Besides, Harvard professors visiting the Executive Office Building
in DC are harder to disappear than comm-symp teachers in some
flyblown jungle village in Nicaragua. Somebody might notice. The
colonel would be annoyed.
Roger realizes that
Professor Gould is staring at him. “Do you have a question for me?”
asks the distinguished paleontologist.
“Uh—in a moment.”
Roger shakes himself. Remembering timesurvivor curves, the captured
Nazi medical-atrocity records mapping the ability of a human brain
to survive in close proximity to the Baltic Singularity. Mengele’s
insanity. The SS’s final attempt to liquidate the survivors, the
witnesses.

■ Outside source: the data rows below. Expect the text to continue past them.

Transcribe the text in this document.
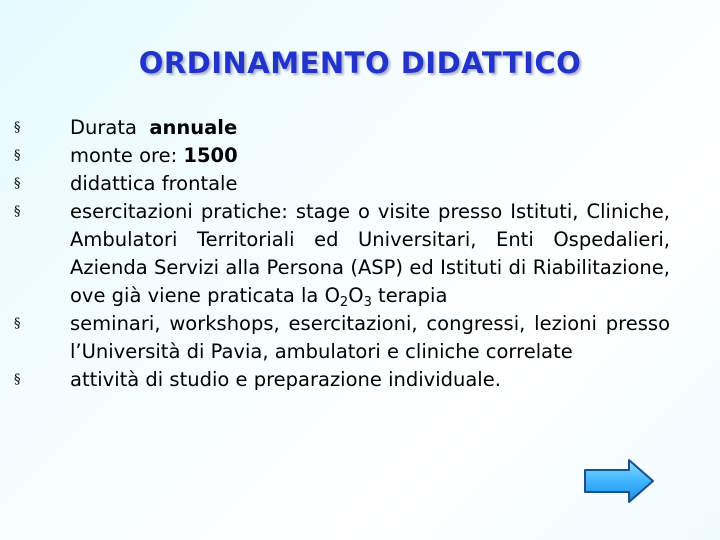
ORDINAMENTO DIDATTICO
§	Durata annuale
§	monte ore: 1500
§	didattica frontale
§	esercitazioni pratiche: stage o visite presso Istituti, Cliniche, Ambulatori Territoriali ed Universitari, Enti Ospedalieri, Azienda Servizi alla Persona (ASP) ed Istituti di Riabilitazione, ove già viene praticata la $O_2O_3$ terapia
§	seminari, workshops, esercitazioni, congressi, lezioni presso l’Università di Pavia, ambulatori e cliniche correlate
§	attività di studio e preparazione individuale.
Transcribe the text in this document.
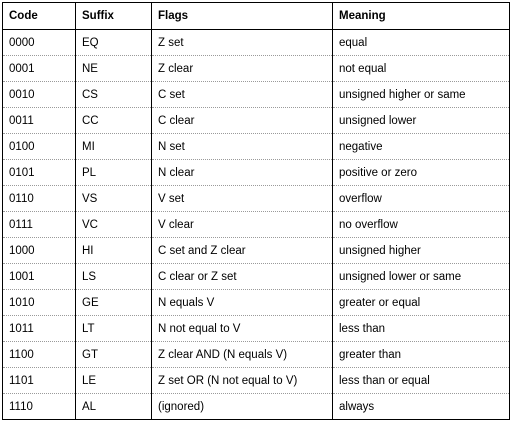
Code	Suffix	Flags	Meaning
0000	EQ	Z set	equal
0001	NE	Z clear	not equal
0010	CS	C set	unsigned higher or same
0011	CC	C clear	unsigned lower
0100	MI	N set	negative
0101	PL	N clear	positive or zero
0110	VS	V set	overflow
0111	VC	V clear	no overflow
1000	HI	C set and Z clear	unsigned higher
1001	LS	C clear or Z set	unsigned lower or same
1010	GE	N equals V	greater or equal
1011	LT	N not equal to V	less than
1100	GT	Z clear AND (N equals V)	greater than
1101	LE	Z set OR (N not equal to V)	less than or equal
1110	AL	(ignored)	always
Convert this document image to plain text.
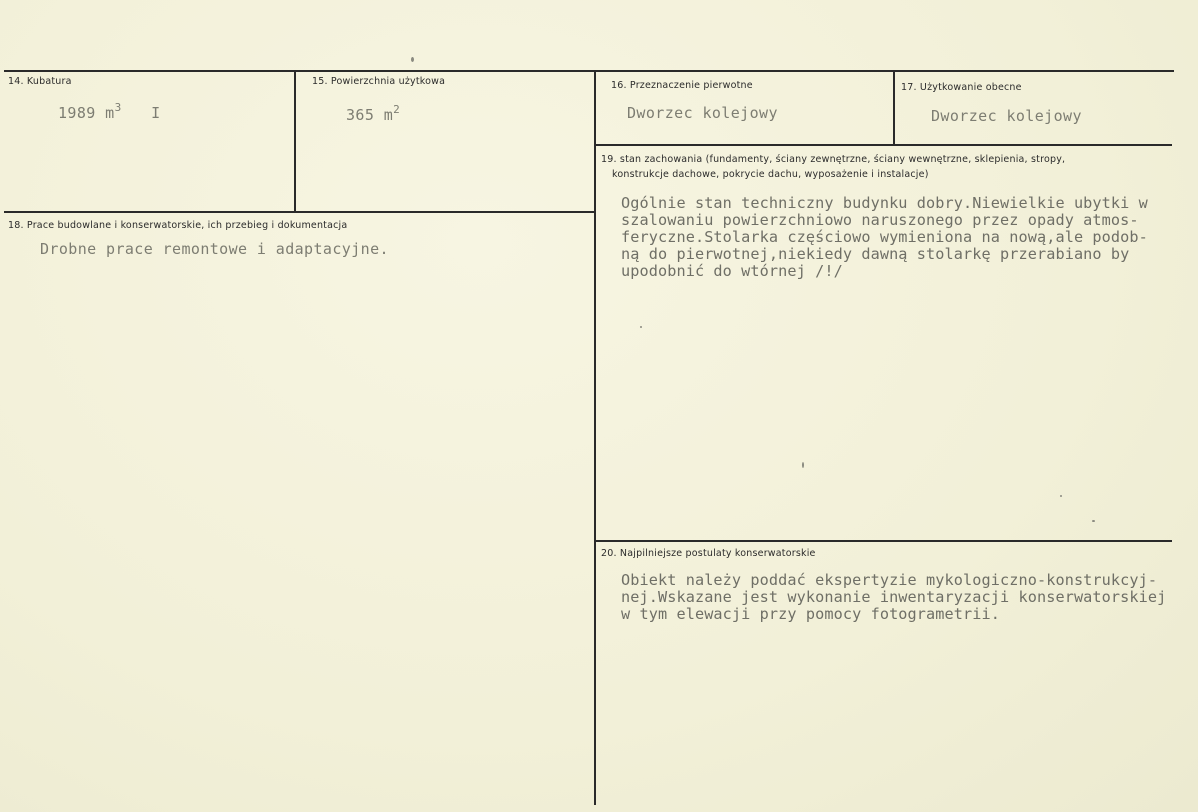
14. Kubatura
1989 $m^3$ I
15. Powierzchnia użytkowa
365 $m^2$
16. Przeznaczenie pierwotne
Dworzec kolejowy
17. Użytkowanie obecne
Dworzec kolejowy
19. stan zachowania (fundamenty, ściany zewnętrzne, ściany wewnętrzne, sklepienia, stropy,
konstrukcje dachowe, pokrycie dachu, wyposażenie i instalacje)
Ogólnie stan techniczny budynku dobry.Niewielkie ubytki w
szalowaniu powierzchniowo naruszonego przez opady atmos-
feryczne.Stolarka częściowo wymieniona na nową,ale podob-
ną do pierwotnej,niekiedy dawną stolarkę przerabiano by
upodobnić do wtórnej /!/
18. Prace budowlane i konserwatorskie, ich przebieg i dokumentacja
Drobne prace remontowe i adaptacyjne.
20. Najpilniejsze postulaty konserwatorskie
Obiekt należy poddać ekspertyzie mykologiczno-konstrukcyj-
nej.Wskazane jest wykonanie inwentaryzacji konserwatorskiej
w tym elewacji przy pomocy fotogrametrii.
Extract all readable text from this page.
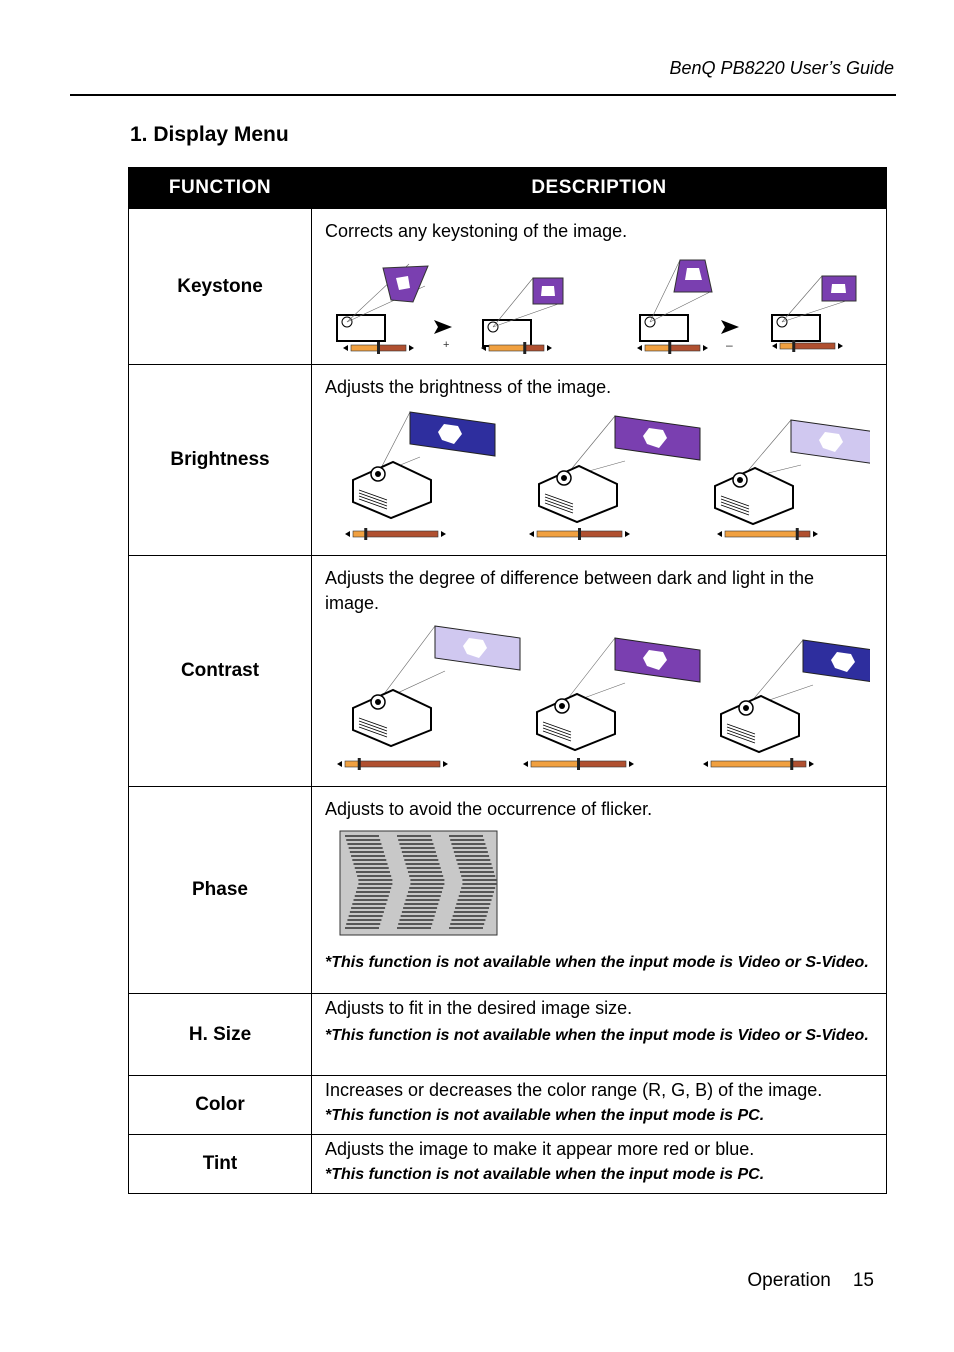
BenQ PB8220 User’s Guide
1. Display Menu
FUNCTION	DESCRIPTION
Keystone	Corrects any keystoning of the image.
+ –

Brightness	Adjusts the brightness of the image.

Contrast	Adjusts the degree of difference between dark and light in the image.

Phase	Adjusts to avoid the occurrence of flicker.
*This function is not available when the input mode is Video or S-Video.

H. Size	Adjusts to fit in the desired image size.
*This function is not available when the input mode is Video or S-Video.

Color	Increases or decreases the color range (R, G, B) of the image.
*This function is not available when the input mode is PC.

Tint	Adjusts the image to make it appear more red or blue.
*This function is not available when the input mode is PC.
Operation 15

Koschei, primed and pointed at the American heartland
like a darkly evil gun. The “world-eating mind” adrift in brilliant
dreams of madness, estivating in the absence of its prey: dreaming
of the minds of sapient beings, be they barrel-bodied wing-flying
tentacular things, or their human
inheritors. “Do you think they could have been intelligent,
Professor? Conscious, like us?”
“I’d say so.” Gould’s
eyes glitter. “This one”—he points to a viewgraph—“isn’t alive as
we know it. And this one”—he’s found a
Predecessor, God help him, barrel-bodied and bat-winged—“had what
looks like a lot of very complex ganglia, not a brain as we know
it, but at least as massive as our own. And some specialized
grasping adaptations that might be interpreted as facilitating tool
use. Put the two together, and you have a high-level technological
civilization. Gateways between planets orbiting different stars.
Alien flora, fauna, or whatever. I’d say an interstellar
civilization isn’t out of the picture. One that has been extinct
for deep geological time—ten times as long as the dinosaurs—but
that has left relics that work.” His voice is trembling with
emotion. “We humans, we’ve barely scratched the surface! The
longest lasting of our relics? All our buildings will be dust in
twenty thousand years, even the pyramids. Neil Armstrong’s
footprints in the Sea of Tranquility will crumble under micromete
oroid bombardment in a mere half million years or so. The emptied
oil fields will refill over ten million years, methane percolating
up through the mantle: continental drift will erase everything. But
these people . . . ! They built to
last. There’s so much to learn from them. I wonder if we’re worthy
pretenders to their technological crown?”
“I’m sure we are,
Professor,” the colonel’s secretary says brassily. “Isn’t that
right, Ollie?”
The colonel nods,
grinning. “You betcha, Fawn. You betcha!”